Chandra: The Spanish poet and mystic Saint John of the Cross, originated the phrase “the dark night of the soul” and it is a VITALLY important concept for a spiritual aspirant to be aware of. I frequently have students who come to me confused about their place in the world; feeling as if they started doing Yoga loving what they were doing and how it was making them feel, but suddenly finding themselves confused, lost and fearful. The dark night of the soul speaks to the period of time when one has begun to live with a new awareness, generally of a higher vibration, but is not yet drinking deeply enough to feel sustained by this new awareness. The pull of the world is still strong, yet you have awakened to such an extent that the rushes of the world—the things that used to get you high—are no longer as appealing to you. So you can feel as if you’re left with nothing, because you’re not yet living fully enough in the new awareness (because it’s new and you’re still coming into it) and this can lead to a feeling of grief (over the loss of what once was and who you thought you were) and fear over who you will become because it is such a mystery. You’re not yet firmly rooted enough to feel secure. The pull of the world is strong, but the dichotomy is this—once you’ve awakened you cannot go back to sleep. You can pretend. You can go back to the rushes and highs of the world, but you can never truly forget. And sometimes this is one’s karma. You cannot push the rushes of the world away prematurely. You’ve got to be WHO you are—where you are. This is karma and it cannot be ignored. Because in Yoga, we’re not looking to REPRESS aspects of ourselves or deny that they exist. It becomes a falling away. A process. And you slowly begin to come into an awareness that you authentically want to clean up your act. You no longer run away from your work—you sit in the purifying fire of it. This is where tapas can be extremely useful. Have faith…everything is all right.

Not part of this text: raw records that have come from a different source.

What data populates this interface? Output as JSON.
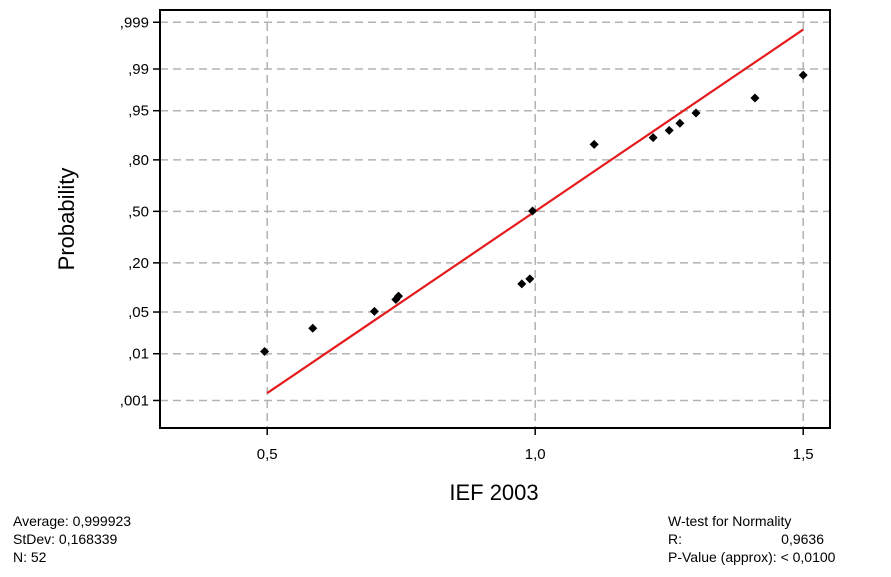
{
  "chart_data": {
    "type": "scatter",
    "subtype": "normal-probability-plot",
    "xlabel": "IEF 2003",
    "ylabel": "Probability",
    "xlim": [
      0.3,
      1.55
    ],
    "x_ticks": [
      {
        "value": 0.5,
        "label": "0,5"
      },
      {
        "value": 1.0,
        "label": "1,0"
      },
      {
        "value": 1.5,
        "label": "1,5"
      }
    ],
    "y_ticks": [
      {
        "value": 0.999,
        "label": ",999"
      },
      {
        "value": 0.99,
        "label": ",99"
      },
      {
        "value": 0.95,
        "label": ",95"
      },
      {
        "value": 0.8,
        "label": ",80"
      },
      {
        "value": 0.5,
        "label": ",50"
      },
      {
        "value": 0.2,
        "label": ",20"
      },
      {
        "value": 0.05,
        "label": ",05"
      },
      {
        "value": 0.01,
        "label": ",01"
      },
      {
        "value": 0.001,
        "label": ",001"
      }
    ],
    "grid": true,
    "points": [
      {
        "x": 0.495,
        "p": 0.011
      },
      {
        "x": 0.585,
        "p": 0.028
      },
      {
        "x": 0.7,
        "p": 0.051
      },
      {
        "x": 0.74,
        "p": 0.075
      },
      {
        "x": 0.745,
        "p": 0.083
      },
      {
        "x": 0.975,
        "p": 0.118
      },
      {
        "x": 0.99,
        "p": 0.135
      },
      {
        "x": 0.995,
        "p": 0.502
      },
      {
        "x": 1.11,
        "p": 0.863
      },
      {
        "x": 1.22,
        "p": 0.886
      },
      {
        "x": 1.25,
        "p": 0.907
      },
      {
        "x": 1.27,
        "p": 0.925
      },
      {
        "x": 1.3,
        "p": 0.946
      },
      {
        "x": 1.41,
        "p": 0.968
      },
      {
        "x": 1.5,
        "p": 0.987
      }
    ],
    "fit_line": {
      "color": "#e41a1c",
      "mean": 0.999923,
      "stdev": 0.168339,
      "x_range": [
        0.5,
        1.5
      ]
    },
    "point_color": "#000000"
  },
  "stats_left": {
    "average": "Average: 0,999923",
    "stdev": "StDev: 0,168339",
    "n": "N: 52"
  },
  "stats_right": {
    "title": "W-test for Normality",
    "r_label": "R:",
    "r_value": "0,9636",
    "p_value": "P-Value (approx): < 0,0100"
  }
}
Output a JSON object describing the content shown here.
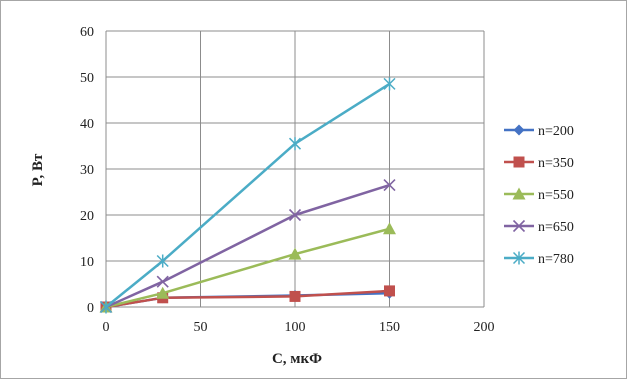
{
  "chart_data": {
    "type": "line",
    "xlabel": "C, мкФ",
    "ylabel": "P, Вт",
    "xlim": [
      0,
      200
    ],
    "ylim": [
      0,
      60
    ],
    "x_ticks": [
      0,
      50,
      100,
      150,
      200
    ],
    "y_ticks": [
      0,
      10,
      20,
      30,
      40,
      50,
      60
    ],
    "grid": "vertical and horizontal",
    "legend_position": "right",
    "series": [
      {
        "name": "n=200",
        "color": "#4472c4",
        "marker": "diamond",
        "x": [
          0,
          30,
          100,
          150
        ],
        "values": [
          0,
          2,
          2.5,
          3
        ]
      },
      {
        "name": "n=350",
        "color": "#c0504d",
        "marker": "square",
        "x": [
          0,
          30,
          100,
          150
        ],
        "values": [
          0,
          2,
          2.3,
          3.5
        ]
      },
      {
        "name": "n=550",
        "color": "#9bbb59",
        "marker": "triangle",
        "x": [
          0,
          30,
          100,
          150
        ],
        "values": [
          0,
          3,
          11.5,
          17
        ]
      },
      {
        "name": "n=650",
        "color": "#8064a2",
        "marker": "x",
        "x": [
          0,
          30,
          100,
          150
        ],
        "values": [
          0,
          5.5,
          20,
          26.5
        ]
      },
      {
        "name": "n=780",
        "color": "#4bacc6",
        "marker": "star",
        "x": [
          0,
          30,
          100,
          150
        ],
        "values": [
          0,
          10,
          35.5,
          48.5
        ]
      }
    ]
  }
}
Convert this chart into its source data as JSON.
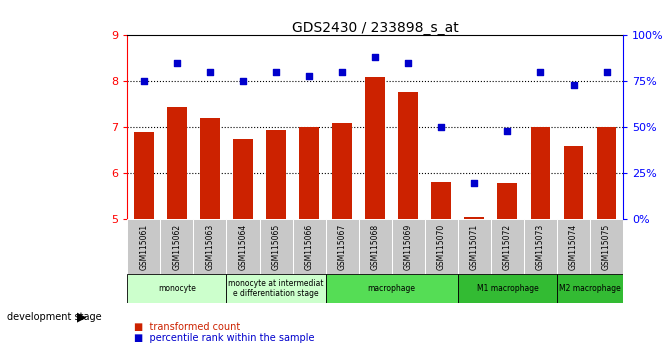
{
  "title": "GDS2430 / 233898_s_at",
  "samples": [
    "GSM115061",
    "GSM115062",
    "GSM115063",
    "GSM115064",
    "GSM115065",
    "GSM115066",
    "GSM115067",
    "GSM115068",
    "GSM115069",
    "GSM115070",
    "GSM115071",
    "GSM115072",
    "GSM115073",
    "GSM115074",
    "GSM115075"
  ],
  "bar_values": [
    6.9,
    7.45,
    7.2,
    6.75,
    6.95,
    7.0,
    7.1,
    8.1,
    7.78,
    5.82,
    5.05,
    5.8,
    7.0,
    6.6,
    7.0
  ],
  "scatter_values": [
    75,
    85,
    80,
    75,
    80,
    78,
    80,
    88,
    85,
    50,
    20,
    48,
    80,
    73,
    80
  ],
  "bar_color": "#cc2200",
  "scatter_color": "#0000cc",
  "ylim_left": [
    5,
    9
  ],
  "ylim_right": [
    0,
    100
  ],
  "yticks_left": [
    5,
    6,
    7,
    8,
    9
  ],
  "yticks_right": [
    0,
    25,
    50,
    75,
    100
  ],
  "ytick_labels_right": [
    "0%",
    "25%",
    "50%",
    "75%",
    "100%"
  ],
  "grid_values": [
    6,
    7,
    8
  ],
  "stage_groups": [
    {
      "label": "monocyte",
      "start": 0,
      "end": 3,
      "color": "#ccffcc"
    },
    {
      "label": "monocyte at intermediat\ne differentiation stage",
      "start": 3,
      "end": 6,
      "color": "#ccffcc"
    },
    {
      "label": "macrophage",
      "start": 6,
      "end": 10,
      "color": "#55dd55"
    },
    {
      "label": "M1 macrophage",
      "start": 10,
      "end": 13,
      "color": "#33bb33"
    },
    {
      "label": "M2 macrophage",
      "start": 13,
      "end": 15,
      "color": "#33bb33"
    }
  ],
  "legend_bar_label": "transformed count",
  "legend_scatter_label": "percentile rank within the sample",
  "dev_stage_label": "development stage",
  "background_color": "#ffffff",
  "tick_area_color": "#c8c8c8"
}
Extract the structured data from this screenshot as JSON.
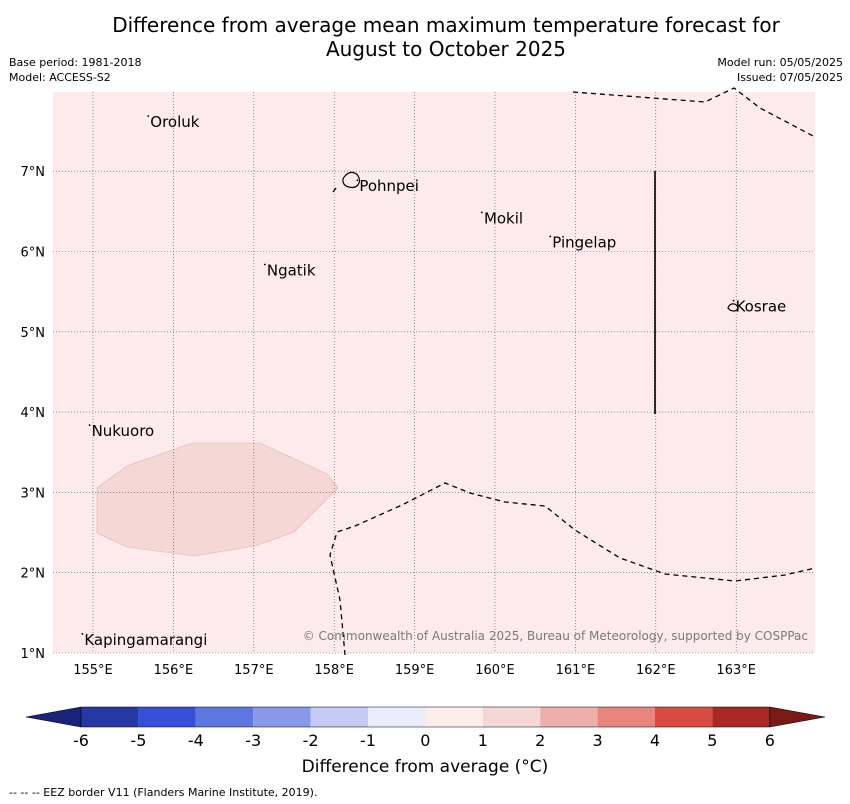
{
  "title_line1": "Difference from average mean maximum temperature forecast for",
  "title_line2": "August to October 2025",
  "base_period": "Base period: 1981-2018",
  "model": "Model: ACCESS-S2",
  "model_run": "Model run: 05/05/2025",
  "issued": "Issued: 07/05/2025",
  "lon_labels": [
    "155°E",
    "156°E",
    "157°E",
    "158°E",
    "159°E",
    "160°E",
    "161°E",
    "162°E",
    "163°E"
  ],
  "lat_labels": [
    "7°N",
    "6°N",
    "5°N",
    "4°N",
    "3°N",
    "2°N",
    "1°N"
  ],
  "islands": [
    {
      "name": "Oroluk",
      "lon": 155.7,
      "lat": 7.65
    },
    {
      "name": "Pohnpei",
      "lon": 158.3,
      "lat": 6.85
    },
    {
      "name": "Mokil",
      "lon": 159.85,
      "lat": 6.45
    },
    {
      "name": "Pingelap",
      "lon": 160.7,
      "lat": 6.15
    },
    {
      "name": "Ngatik",
      "lon": 157.15,
      "lat": 5.8
    },
    {
      "name": "Kosrae",
      "lon": 162.98,
      "lat": 5.35
    },
    {
      "name": "Nukuoro",
      "lon": 154.97,
      "lat": 3.8
    },
    {
      "name": "Kapingamarangi",
      "lon": 154.88,
      "lat": 1.2
    }
  ],
  "colors": {
    "background_anomaly": "#fcebea",
    "warm_patch": "#f5d8d5",
    "ocean_grid": "#555555"
  },
  "copyright": "© Commonwealth of Australia 2025, Bureau of Meteorology, supported by COSPPac",
  "colorbar": {
    "ticks": [
      "-6",
      "-5",
      "-4",
      "-3",
      "-2",
      "-1",
      "0",
      "1",
      "2",
      "3",
      "4",
      "5",
      "6"
    ],
    "colors": [
      "#2638a5",
      "#344fd8",
      "#5c78e0",
      "#8799e8",
      "#c4caf3",
      "#ebecfb",
      "#fdeeec",
      "#f5d8d5",
      "#eeaeaa",
      "#e7857e",
      "#d94b40",
      "#a92824"
    ],
    "under_color": "#1a237a",
    "over_color": "#7a1a17",
    "label": "Difference from average (°C)"
  },
  "footnote": "--  --  -- EEZ border V11 (Flanders Marine Institute, 2019)."
}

What should one do to have success in Yoga?

Chandra: Surrender oneself to the Lord. It is important to remember the Lord is dwelling inside of you, right there in the heart, as the real Self, as the Supreme teacher. So when you say you are surrendering to the Lord, you are truly surrendering to the higher Self. You are eradicating the ego, the lower nature, by continual practice of the Yamas and Niyamas, by constant practice and detachment. This is key. You must move from the mind to the heart. The mind is only a temporary phase, only an instrument of knowledge. Investigate what the mind is, and it will disappear and duality will cease. There is no such thing as mind apart from thought. Mind leads to doubts. But there is no end to doubts, so don’t focus on trying to remove them or ‘figure things out’. Seek the source of the doubts, the “I” or “ego”, and you will find they are truly non-existent. Only then, doubts will cease.

You must move from the mind to the heart. When the mind gets absorbed in the heart there is not the slightest trace of “I” thought. Remain without distractions. The heart is the only reality. Your real Self is dwelling in the heart. To remain as one’s Self is to enter the heart. Self-surrender will lead to Self-realization. Surrender can only happen when the mind is done trying to comprehend or understand what true surrender means. Surrender is to give oneself up to the origin of one’s being. But remember, this original source exists within you—not outside of you. God Bless You.